Her hands were folded in front of her, one over the other, and the bones in her fingers ached from how tightly she was holding herself still.

Across the room stood Thomas Boone, a rancher from the north valley.

He had ridden in before noon beneath a low gray Montana sky, his dark coat carrying the wet smell of weather, his boots leaving a faint line of mud by the door that Eliza Fletcher had looked at and then pretended not to see.

Thomas was not handsome in the polished way town women whispered about.

His face had been shaped by work, wind, and long hours outside, and his eyes were quiet enough that every noisy thing in the parlor seemed to hit them and stop.

Silas had prepared for him.

That was what made Nell’s stomach turn even before the words were spoken.

Her father had polished his boots until they shone almost black.

He had combed his thinning hair flat with water.

He had put on the brown coat he reserved for church, visits from lenders, and any occasion where he needed the room to believe he still had more dignity than debt.

On the table near his elbow sat the little debt book.

Nell had seen it before.

Everybody in that house had seen it, though Silas liked to pretend the leather cover made it respectable.

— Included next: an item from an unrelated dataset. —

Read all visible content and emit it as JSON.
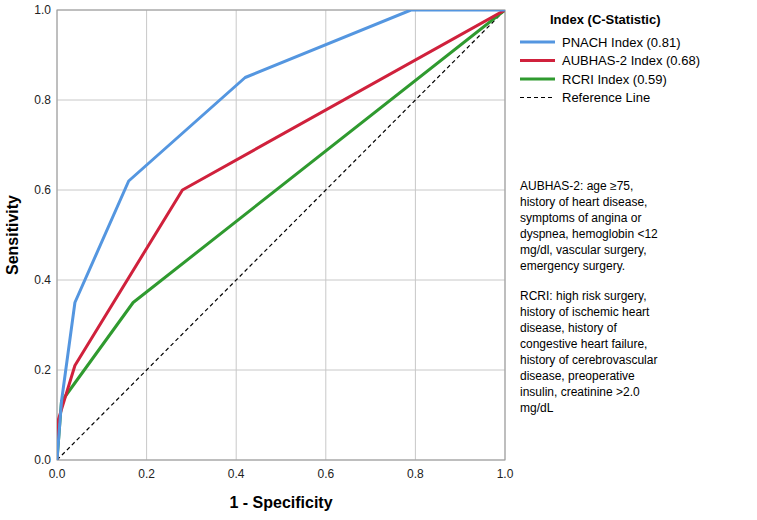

Inside it were numbers he could not pay, promises he had no way to keep, and the slow written record of a man selling tomorrow to survive today.

First, he had borrowed against next season’s grain.

Then he had borrowed against two mules.

Then he had used a parcel of land as security, though everyone in the county knew the title was tangled enough to make a lender smile.

By the time Thomas Boone came to the house, there was almost nothing left in Silas Fletcher’s name that could stand up straight under a question.